Earlier this month, 11 of the 12 Republican county chairs endorsed Elise Stefanik of Willsboro in the race for the seat being vacated by Democrat Bill Owens, who announced in January he was retiring after five years in office. Wednesday morning, Republican Matt Doheny announced he is entering the race. Doheny has run for the position twice, narrowly losing to Owens by just under 2,000 votes in 2010 in the 16,000 square mile district. Doheny says he and his family retreated to the private sector after those losses but reevaluated after Owens announcement to leave Congress. “Running against an incumbent, which obviously I did twice, is just a far, far different experience that running in an open seat in a lot of ways. First of all, Bill Owens was a quite popular cross-over Congressman, lot of Republican support. So in terms of the challenge for myself, having an open seat really makes it a different race altogether.”
Elise Stefanik was campaigning and issued a statement upon hearing of Doheny’s entry. Her email says: “I first entered this race when it was toughest - against a third-term incumbent...Over the past year, I have crisscrossed the district and worked hard to build grassroots support...I welcome the new candidates to this race and look forward to a robust discussion on the issues.”
Republican county chairs are not entirely pleased with this turn of events. Franklin County Republican Committee Chair Ray Scollin wishes Doheny had gone through the endorsement process. “I think the biggest question almost all of the chairs are going to have in the 21st for Matt is: When incumbent Bill Owens was still in the race, Stefanik was out there doing the hard work. She knew she was up against a third term incumbent. She was doing the hard work of going around and meeting the grassroots Republicans and town and county committees, as well as local business leaders and elected officials throughout the district. I think that’s the kind of hard work we’re going to expect from any future representatives in Washington.”
Clinton County Republican Chair Don Lee had hoped to avoid a primary. “We tried this time to not spend or waste the taxpayers money with a frivolous primary. The candidates have to spend money fighting within their party, where they actually should spend money participating against their opponents in the other party.”

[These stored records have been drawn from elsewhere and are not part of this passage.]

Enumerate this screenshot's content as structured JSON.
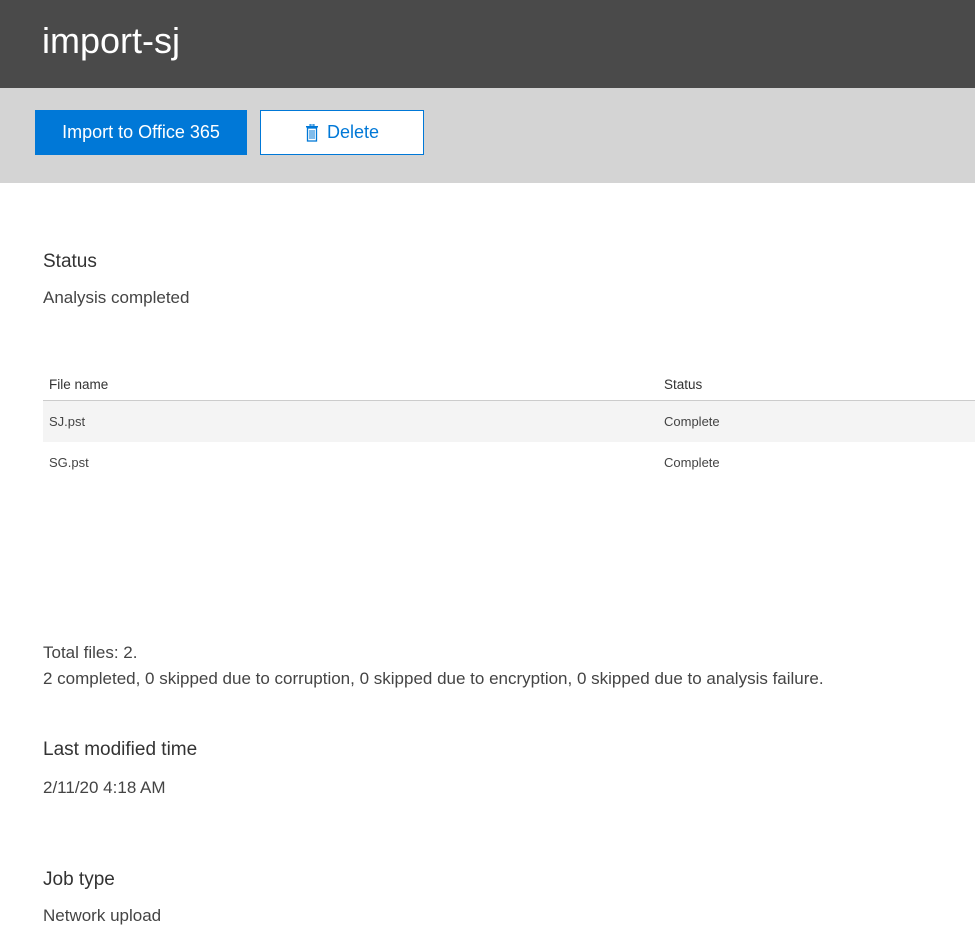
{
  "header": {
    "title": "import-sj"
  },
  "toolbar": {
    "import_label": "Import to Office 365",
    "delete_label": "Delete"
  },
  "status": {
    "label": "Status",
    "value": "Analysis completed"
  },
  "table": {
    "columns": [
      "File name",
      "Status"
    ],
    "rows": [
      [
        "SJ.pst",
        "Complete"
      ],
      [
        "SG.pst",
        "Complete"
      ]
    ]
  },
  "summary": {
    "total": "Total files: 2.",
    "detail": "2 completed, 0 skipped due to corruption, 0 skipped due to encryption, 0 skipped due to analysis failure."
  },
  "last_modified": {
    "label": "Last modified time",
    "value": "2/11/20 4:18 AM"
  },
  "job_type": {
    "label": "Job type",
    "value": "Network upload"
  },
  "colors": {
    "header_bg": "#4a4a4a",
    "toolbar_bg": "#d4d4d4",
    "accent": "#0078d7"
  }
}
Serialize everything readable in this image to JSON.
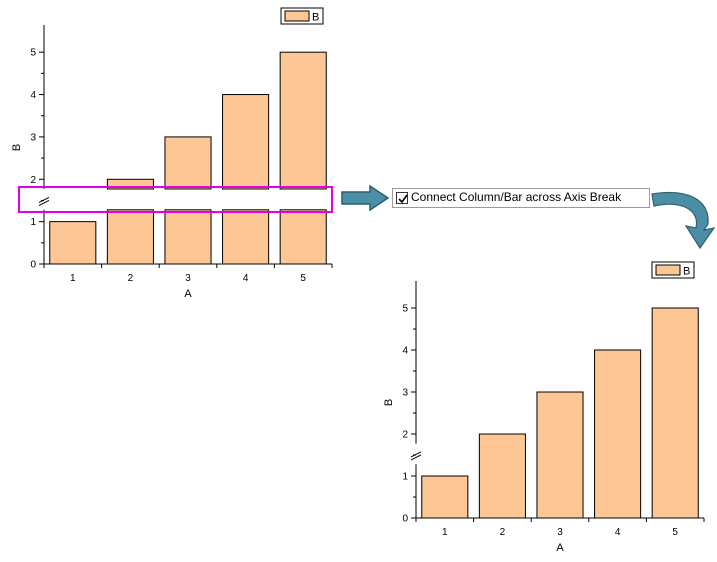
{
  "colors": {
    "bar_fill": "#FCC795",
    "bar_stroke": "#000000",
    "highlight": "#E600E6",
    "arrow_fill": "#4A8FA6",
    "arrow_stroke": "#2E5E70"
  },
  "checkbox": {
    "label": "Connect Column/Bar across Axis Break",
    "checked": true
  },
  "chart_data": [
    {
      "type": "bar",
      "name": "before",
      "categories": [
        "1",
        "2",
        "3",
        "4",
        "5"
      ],
      "values": [
        1,
        2,
        3,
        4,
        5
      ],
      "legend": "B",
      "xlabel": "A",
      "ylabel": "B",
      "yticks": [
        "0",
        "1",
        "2",
        "3",
        "4",
        "5"
      ],
      "ylim": [
        0,
        5.5
      ],
      "axis_break": [
        1.35,
        1.7
      ],
      "connect_across_break": false,
      "legend_position": "top-right"
    },
    {
      "type": "bar",
      "name": "after",
      "categories": [
        "1",
        "2",
        "3",
        "4",
        "5"
      ],
      "values": [
        1,
        2,
        3,
        4,
        5
      ],
      "legend": "B",
      "xlabel": "A",
      "ylabel": "B",
      "yticks": [
        "0",
        "1",
        "2",
        "3",
        "4",
        "5"
      ],
      "ylim": [
        0,
        5.5
      ],
      "axis_break": [
        1.35,
        1.7
      ],
      "connect_across_break": true,
      "legend_position": "top-right"
    }
  ]
}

But Doheny notes there would have been a primary regardless of what he does because Joe Gilbert, who lost the Republican endorsement to Stefanik, stayed in the race. “We’re just giving the voters an option”
SUNY Plattsburgh Professor of Political Science Tom Konda doesn’t see much difference between Stefanik and Doheny, but right now gives the advantage to Stefanik.. “In part because a lot of times if somebody jumps into the race last, people will sometimes hold that against them as they’re the person who made things difficult. She was there early. She made that commitment and I think a lot of people will feel that now he’s just jumping in trying to capitalize.”
Director of the Campbell Public Affairs Institute at Syracuse University’s Maxwell School Grant Reeher says 21st district Republicans must deal with a deja vu situation. “Matt Doheny and Elise Stefanik are going to end up having to define themselves and also try to define each other in terms of the split in the Republican party that’s been going on nationally. I think that’s going to hurt them as it’s hurt them in the past.”
The Watertown Daily Times is reporting that former Democratic state Senator Darrel Aubertine said he is still considering a run for the seat. The newspaper said Aubertine would not elaborate on his thoughts.